Per Pisani-Ferry, si può rispondere solo assegnando allo stato un ruolo di primo piano nel finanziamento delle spese necessarie. Queste, insomma, non dovrebbero essere semplicemente scaricate sulle spalle dei cittadini, ma andrebbero poste in modo esplicito a carico delle finanze pubbliche. Con quali coperture? Intanto, è importante perseguire una seria revisione della spesa, con l’obiettivo dichiarato di ristrutturare la fiscalità energetica e ambientale eliminando i sussidi ambientalmente dannosi, quantificati in circa 10 miliardi di euro. Si tratta prevalentemente di sconti fiscali a vantaggio di categorie specifiche, come agricoltori e autotrasportatori, che quindi vanno maneggiati con cura per evitare rivolte. Secondariamente, dice Pisani-Ferry, occorre andare oltre e imporre una imposta patrimoniale straordinaria sul 10 per cento più benestante della popolazione, con una aspettativa di gettito attorno ai 5 miliardi di euro annui nel 2050 (dal 2018 la Francia ha abolito la residua imposizione sulla ricchezza finanziaria delle famiglie). 

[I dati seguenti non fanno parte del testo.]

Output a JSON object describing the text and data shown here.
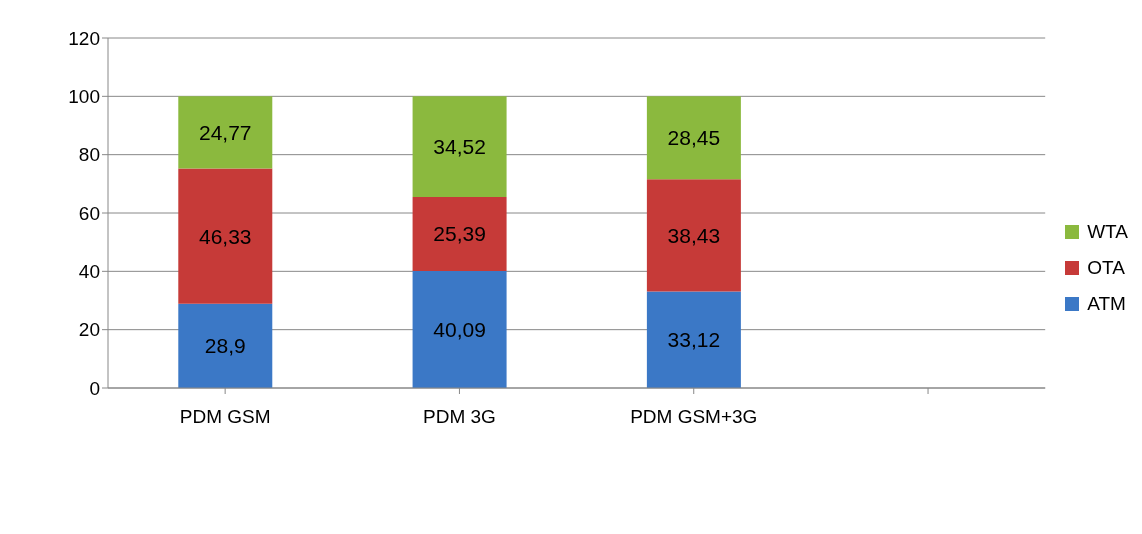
{
  "chart_data": {
    "type": "bar",
    "stacked": true,
    "categories": [
      "PDM GSM",
      "PDM 3G",
      "PDM GSM+3G",
      null
    ],
    "series": [
      {
        "name": "ATM",
        "color": "#3b78c6",
        "values": [
          28.9,
          40.09,
          33.12,
          null
        ],
        "value_labels": [
          "28,9",
          "40,09",
          "33,12",
          null
        ]
      },
      {
        "name": "OTA",
        "color": "#c63a38",
        "values": [
          46.33,
          25.39,
          38.43,
          null
        ],
        "value_labels": [
          "46,33",
          "25,39",
          "38,43",
          null
        ]
      },
      {
        "name": "WTA",
        "color": "#8bb93e",
        "values": [
          24.77,
          34.52,
          28.45,
          null
        ],
        "value_labels": [
          "24,77",
          "34,52",
          "28,45",
          null
        ]
      }
    ],
    "ylim": [
      0,
      120
    ],
    "yticks": [
      0,
      20,
      40,
      60,
      80,
      100,
      120
    ],
    "grid": "y",
    "legend": "right"
  }
}
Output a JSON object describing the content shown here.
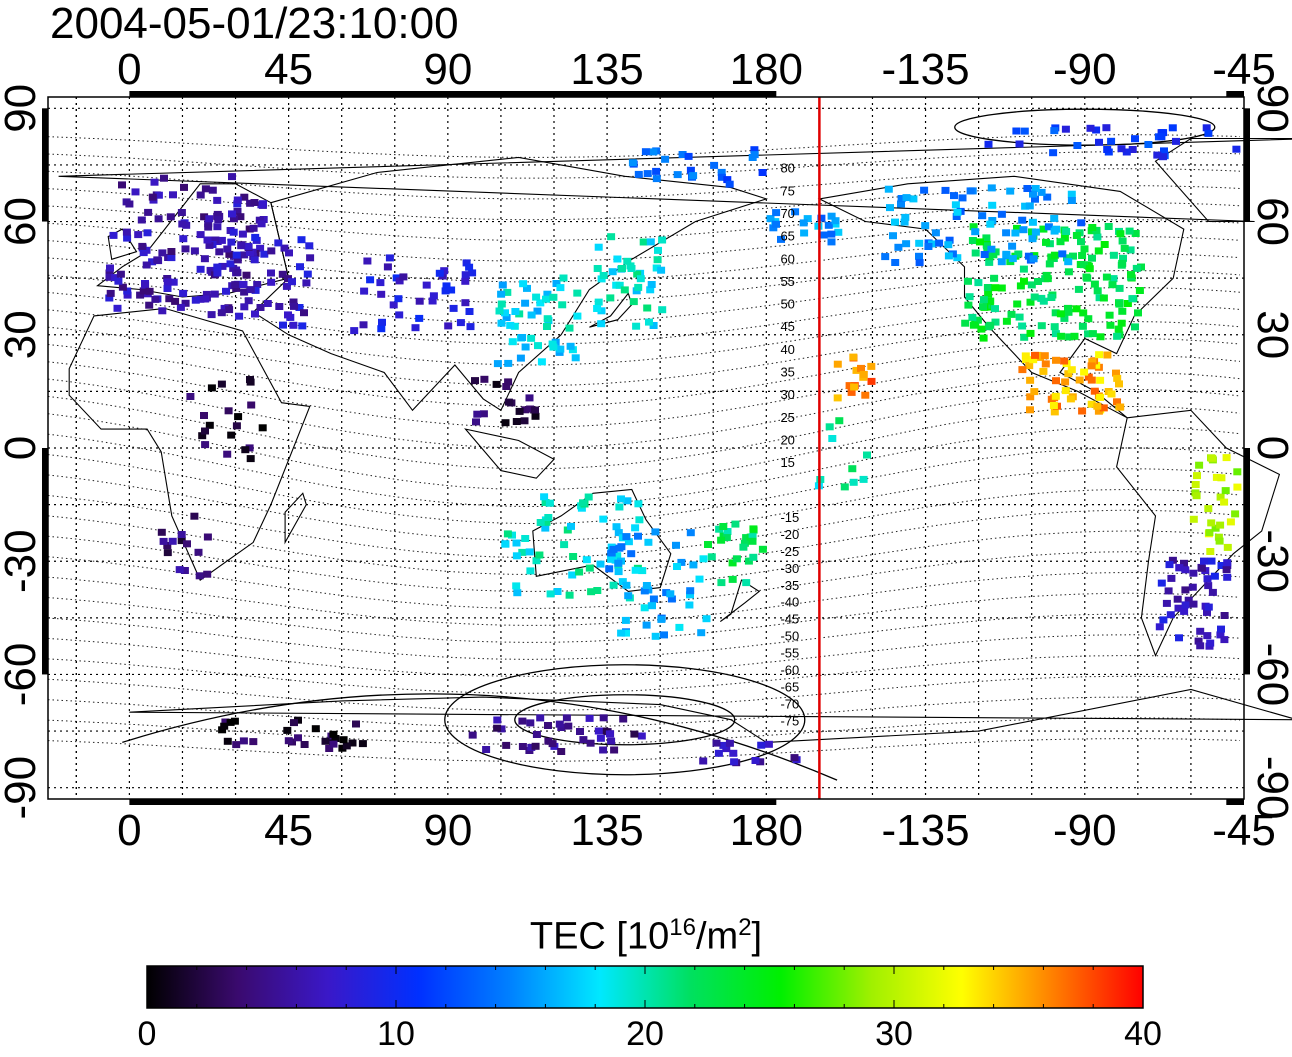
{
  "title": "2004-05-01/23:10:00",
  "map": {
    "x_ticks": [
      0,
      45,
      90,
      135,
      180,
      -135,
      -90,
      -45
    ],
    "x_tick_labels": [
      "0",
      "45",
      "90",
      "135",
      "180",
      "-135",
      "-90",
      "-45"
    ],
    "y_ticks": [
      90,
      60,
      30,
      0,
      -30,
      -60,
      -90
    ],
    "y_tick_labels": [
      "90",
      "60",
      "30",
      "0",
      "-30",
      "-60",
      "-90"
    ],
    "lon_range": [
      -23,
      315
    ],
    "lat_range": [
      -93,
      93
    ],
    "grid": "dotted",
    "marker_longitude": -165,
    "marker_color": "#e00000",
    "contour_labels": [
      "80",
      "75",
      "70",
      "65",
      "60",
      "55",
      "50",
      "45",
      "40",
      "35",
      "30",
      "25",
      "20",
      "15",
      "-15",
      "-20",
      "-25",
      "-30",
      "-35",
      "-40",
      "-45",
      "-50",
      "-55",
      "-60",
      "-65",
      "-70",
      "-75"
    ],
    "coastlines": "world"
  },
  "colorbar": {
    "title_main": "TEC  [10",
    "title_exp": "16",
    "title_mid": "/m",
    "title_exp2": "2",
    "title_end": "]",
    "min": 0,
    "max": 40,
    "tick_labels": [
      "0",
      "10",
      "20",
      "30",
      "40"
    ],
    "colormap": [
      "#000000",
      "#3a0a6e",
      "#3a18c8",
      "#0030ff",
      "#0080ff",
      "#00e8ff",
      "#00e060",
      "#00f000",
      "#a0f000",
      "#ffff00",
      "#ff8000",
      "#ff0000"
    ]
  }
}
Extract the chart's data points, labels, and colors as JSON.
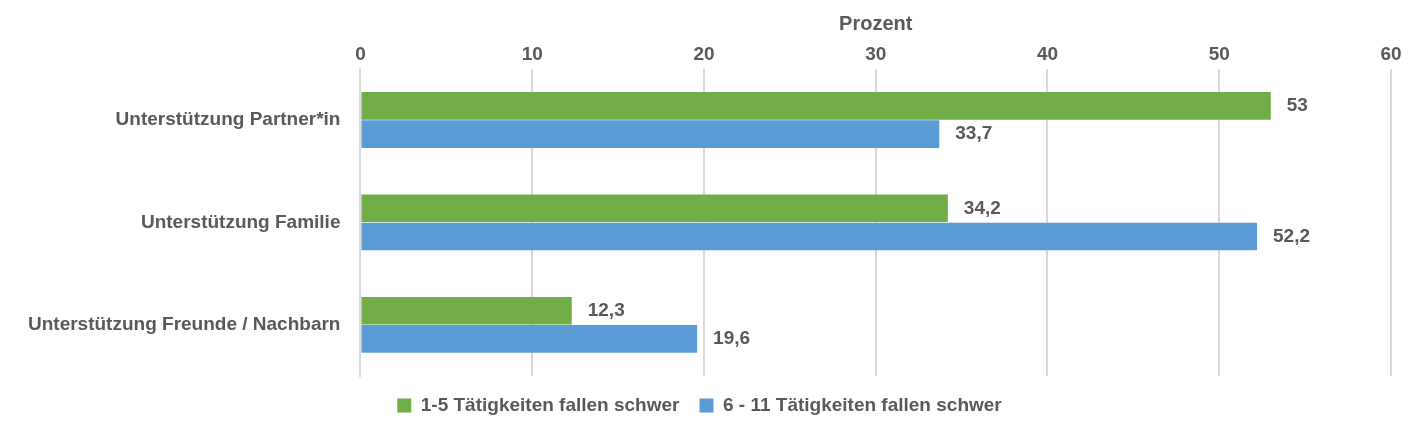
{
  "chart_data": {
    "type": "bar",
    "orientation": "horizontal",
    "xlabel": "Prozent",
    "categories": [
      "Unterstützung Partner*in",
      "Unterstützung Familie",
      "Unterstützung Freunde / Nachbarn"
    ],
    "series": [
      {
        "name": "1-5 Tätigkeiten fallen schwer",
        "color": "#70ad47",
        "values": [
          53,
          34.2,
          12.3
        ],
        "value_labels": [
          "53",
          "34,2",
          "12,3"
        ]
      },
      {
        "name": "6 - 11 Tätigkeiten fallen schwer",
        "color": "#5b9bd5",
        "values": [
          33.7,
          52.2,
          19.6
        ],
        "value_labels": [
          "33,7",
          "52,2",
          "19,6"
        ]
      }
    ],
    "xlim": [
      0,
      60
    ],
    "xticks": [
      0,
      10,
      20,
      30,
      40,
      50,
      60
    ],
    "grid": "x",
    "legend": "bottom"
  }
}
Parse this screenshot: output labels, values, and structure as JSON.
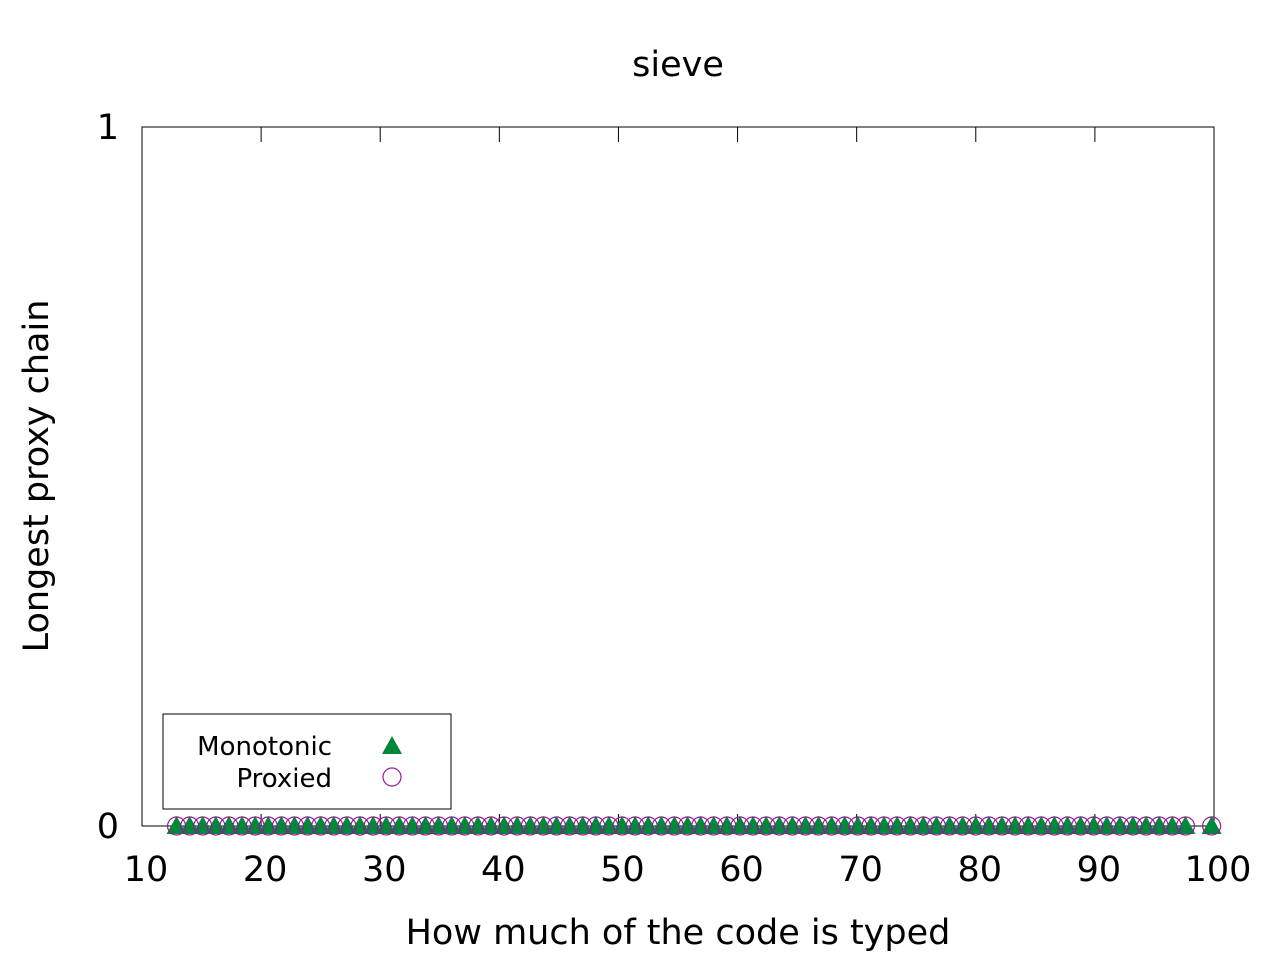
{
  "chart_data": {
    "type": "scatter",
    "title": "sieve",
    "xlabel": "How much of the code is typed",
    "ylabel": "Longest proxy chain",
    "xlim": [
      10,
      100
    ],
    "ylim": [
      0,
      1
    ],
    "xticks": [
      "10",
      "20",
      "30",
      "40",
      "50",
      "60",
      "70",
      "80",
      "90",
      "100"
    ],
    "yticks": [
      "0",
      "1"
    ],
    "grid": false,
    "legend_position": "bottom-left",
    "series": [
      {
        "name": "Monotonic",
        "marker": "filled-triangle",
        "color": "#00883a",
        "x": [
          12.9,
          14.0,
          15.1,
          16.2,
          17.3,
          18.4,
          19.5,
          20.6,
          21.7,
          22.8,
          23.9,
          25.0,
          26.1,
          27.2,
          28.3,
          29.4,
          30.5,
          31.6,
          32.7,
          33.8,
          34.9,
          36.0,
          37.1,
          38.2,
          39.3,
          40.4,
          41.5,
          42.6,
          43.7,
          44.8,
          45.9,
          47.0,
          48.1,
          49.2,
          50.3,
          51.4,
          52.5,
          53.6,
          54.7,
          55.8,
          56.9,
          58.0,
          59.1,
          60.2,
          61.3,
          62.4,
          63.5,
          64.6,
          65.7,
          66.8,
          67.9,
          69.0,
          70.1,
          71.2,
          72.3,
          73.4,
          74.5,
          75.6,
          76.7,
          77.8,
          78.9,
          80.0,
          81.1,
          82.2,
          83.3,
          84.4,
          85.5,
          86.6,
          87.7,
          88.8,
          89.9,
          91.0,
          92.1,
          93.2,
          94.3,
          95.4,
          96.5,
          97.6,
          99.8
        ],
        "y": [
          0,
          0,
          0,
          0,
          0,
          0,
          0,
          0,
          0,
          0,
          0,
          0,
          0,
          0,
          0,
          0,
          0,
          0,
          0,
          0,
          0,
          0,
          0,
          0,
          0,
          0,
          0,
          0,
          0,
          0,
          0,
          0,
          0,
          0,
          0,
          0,
          0,
          0,
          0,
          0,
          0,
          0,
          0,
          0,
          0,
          0,
          0,
          0,
          0,
          0,
          0,
          0,
          0,
          0,
          0,
          0,
          0,
          0,
          0,
          0,
          0,
          0,
          0,
          0,
          0,
          0,
          0,
          0,
          0,
          0,
          0,
          0,
          0,
          0,
          0,
          0,
          0,
          0,
          0
        ]
      },
      {
        "name": "Proxied",
        "marker": "open-circle",
        "color": "#94179b",
        "x": [
          12.9,
          14.0,
          15.1,
          16.2,
          17.3,
          18.4,
          19.5,
          20.6,
          21.7,
          22.8,
          23.9,
          25.0,
          26.1,
          27.2,
          28.3,
          29.4,
          30.5,
          31.6,
          32.7,
          33.8,
          34.9,
          36.0,
          37.1,
          38.2,
          39.3,
          40.4,
          41.5,
          42.6,
          43.7,
          44.8,
          45.9,
          47.0,
          48.1,
          49.2,
          50.3,
          51.4,
          52.5,
          53.6,
          54.7,
          55.8,
          56.9,
          58.0,
          59.1,
          60.2,
          61.3,
          62.4,
          63.5,
          64.6,
          65.7,
          66.8,
          67.9,
          69.0,
          70.1,
          71.2,
          72.3,
          73.4,
          74.5,
          75.6,
          76.7,
          77.8,
          78.9,
          80.0,
          81.1,
          82.2,
          83.3,
          84.4,
          85.5,
          86.6,
          87.7,
          88.8,
          89.9,
          91.0,
          92.1,
          93.2,
          94.3,
          95.4,
          96.5,
          97.6,
          99.8
        ],
        "y": [
          0,
          0,
          0,
          0,
          0,
          0,
          0,
          0,
          0,
          0,
          0,
          0,
          0,
          0,
          0,
          0,
          0,
          0,
          0,
          0,
          0,
          0,
          0,
          0,
          0,
          0,
          0,
          0,
          0,
          0,
          0,
          0,
          0,
          0,
          0,
          0,
          0,
          0,
          0,
          0,
          0,
          0,
          0,
          0,
          0,
          0,
          0,
          0,
          0,
          0,
          0,
          0,
          0,
          0,
          0,
          0,
          0,
          0,
          0,
          0,
          0,
          0,
          0,
          0,
          0,
          0,
          0,
          0,
          0,
          0,
          0,
          0,
          0,
          0,
          0,
          0,
          0,
          0,
          0
        ]
      }
    ]
  }
}
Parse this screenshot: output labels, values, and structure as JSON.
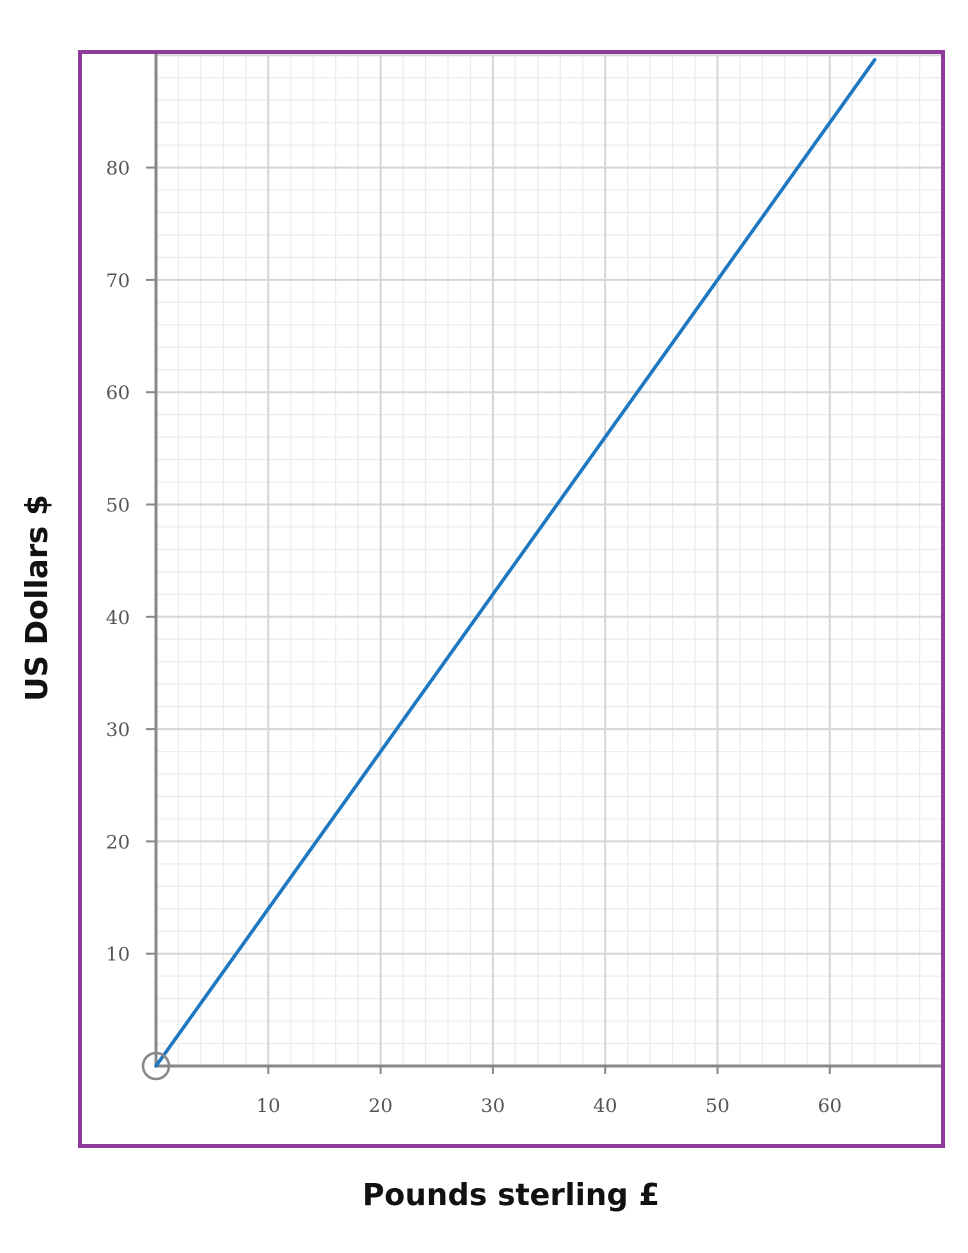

I numeri però parlano da soli: se il fabbisogno si aggira attorno ai 70 miliardi e le principali fonti di gettito ne possono portare una quindicina, non resta che affidarsi al debito. Per Pisani-Ferry, quello emesso per sostenere investimenti verdi è, per così dire, debito buono e dunque andrebbe escluso dai vincoli del patto di stabilità. 

In principio, appare (ed è) un ragionamento freddo e oggettivo. Deve tuttavia fare i conti con numerosi ostacoli. A partire dalla politica: il ministro dell’economia, Bruno Le Maire, ha immediatamente alzato gli scudi contro la patrimoniale verde: “Le tasse sono una soluzione? No! La nostra politica è di tagliarle, visto che abbiamo già la pressione fiscale più alta di tutte le nazioni industrializzate”. Né si è dimostrato incline a spingere sul pedale del debito, facendo invece aperture più significativa alla revisione della spesa e della fiscalità ambientale. Ma c’è un problema più grande: sulla carta, e a un elevato livello di astrazione, è facile indicare l’auto elettrica o le fonti rinnovabili come la soluzione. Ma se appena ci si sposta su un terreno più pratico se ne vedono subito le mille difficoltà. Soprattutto, ci si rende conto che la pretesa di indirizzare l’innovazione e l’adozione delle nuove tecnologie nella direzione che oggi sembra la più promettente rischia di sbarrare la strada ad altre forme di progresso, potenzialmente anche più promettenti, di cui non siamo ancora consapevoli. In sostanza, l’assunzione implicita è che disponiamo di tutte le informazioni necessarie a prendere una decisione consapevole. Purtroppo, ci sono più cose tra cielo e terra di quante ne stiano nell’esercizio di Pisani-Ferry (e in molti altri analoghi). 

Il merito del suo contributo sta nell’aver messo a fuoco il problema dei costi e degli impatti distributivi delle politiche climatiche. Se si prende sul serio l’obiettivo della neutralità climatica, bisogna riconoscerne, esplicitarne e affrontarne le difficoltà.